The personal talents of Robert Richardson are on full display in "Django Unchained." In each film that he provides cinematography for, Richardson is able to reflect and pay tribute to the content and atmosphere that surrounds the plot of the film. In "The Aviator", Richardson was able to bring the audience back to a classy time of film where quick pans and 40's and 50's lush permeated the screens. In "Kill Bill Vol.1", he was able to draw the audience into the world of 1970's martial arts films by using extreme close ups and quick camera movements. Not only is Richardson able to manufacture the tributes of these days gone by so perfectly, but he simultaneously creates innovative techniques that will be mimicked for times to come. The beauty of the aesthetic of the conventional spaghetti western is brought into play in this film.
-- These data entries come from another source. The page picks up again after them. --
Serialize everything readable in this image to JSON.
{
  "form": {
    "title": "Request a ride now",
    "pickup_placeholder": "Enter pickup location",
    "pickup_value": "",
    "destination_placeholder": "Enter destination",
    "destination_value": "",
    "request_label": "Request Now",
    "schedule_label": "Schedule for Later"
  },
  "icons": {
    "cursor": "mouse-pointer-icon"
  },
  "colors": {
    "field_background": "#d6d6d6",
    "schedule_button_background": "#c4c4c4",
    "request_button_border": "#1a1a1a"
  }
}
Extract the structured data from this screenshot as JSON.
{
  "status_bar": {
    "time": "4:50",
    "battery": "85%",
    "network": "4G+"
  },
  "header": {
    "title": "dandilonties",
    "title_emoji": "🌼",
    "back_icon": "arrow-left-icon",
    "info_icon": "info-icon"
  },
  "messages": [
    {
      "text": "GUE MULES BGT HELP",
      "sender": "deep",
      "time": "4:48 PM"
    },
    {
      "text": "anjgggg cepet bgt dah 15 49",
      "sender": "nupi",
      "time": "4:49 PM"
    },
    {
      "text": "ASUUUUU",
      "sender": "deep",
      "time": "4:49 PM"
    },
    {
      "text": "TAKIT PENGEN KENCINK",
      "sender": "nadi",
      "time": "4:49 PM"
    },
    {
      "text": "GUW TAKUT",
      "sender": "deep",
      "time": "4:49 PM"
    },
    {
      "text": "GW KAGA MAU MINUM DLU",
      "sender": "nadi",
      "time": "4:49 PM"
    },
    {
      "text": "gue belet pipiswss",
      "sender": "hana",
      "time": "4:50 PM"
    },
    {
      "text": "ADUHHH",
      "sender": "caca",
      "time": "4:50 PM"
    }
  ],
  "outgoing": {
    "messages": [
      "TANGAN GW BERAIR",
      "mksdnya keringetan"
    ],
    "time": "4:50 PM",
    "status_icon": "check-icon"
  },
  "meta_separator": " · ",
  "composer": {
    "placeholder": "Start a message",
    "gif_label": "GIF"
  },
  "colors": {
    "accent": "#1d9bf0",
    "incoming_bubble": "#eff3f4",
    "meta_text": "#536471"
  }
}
The juxtaposition angles, and quick close ups that made Sergio Leone a legend are prevalent throughout Django's duration. While providing this reflection, Richardson implements his own individualistic interpretations as well, using shadows and perfect lighting to provide his own touch on the picture. Its both a modernist and counter-modernist style. This is what continues to make Richardson relevant in an age of rapidly changing pallets and opinions of what the movies today should look like and how they should be shot.
Like most of Quentin Tarantino's movies, "Django Unchained" has suffered some controversy. Filmmakers like Spike Lee have criticized the films content, and the depiction of race and slavery in general. For some, his style may seem unsettling in terms of the language that is used and the violence that is depicted, but to others, it may provide a rich commentary on how we view these social issues in today's world. It is simply up to the viewer to decide what they think about this.
The brilliancy and pure talent of Quentin Tarantino is displayed perfectly in "Django Unchained." The rich storytelling, and beautiful setup of characters makes the film enlightening and engrossing on a human level. The wonderful aesthetics by Richardson keeps the audience at the edge of its seat throughout the film. With near-perfect performances from every one involved, "Django Unchained" becomes a film that reflects many different interpretations. It's a perfect spaghetti western, a wonderful action movie, an enthralling character-study, and most of all, a hell of a good time. As the age of film slowly comes to a close and video begins to dominate how films are created, Tarantino's talent may become scarce. He has stated on several occasions that he has created films mainly for "film." He has stated that he sees a problem in shooting movies digitally. The only thing that remains certain is the stamp that he has made on the film industry. He has brought classic conventions of films of the past into a contemporary popular perspective. And as long as film itself remains relevant, he will continue to do this.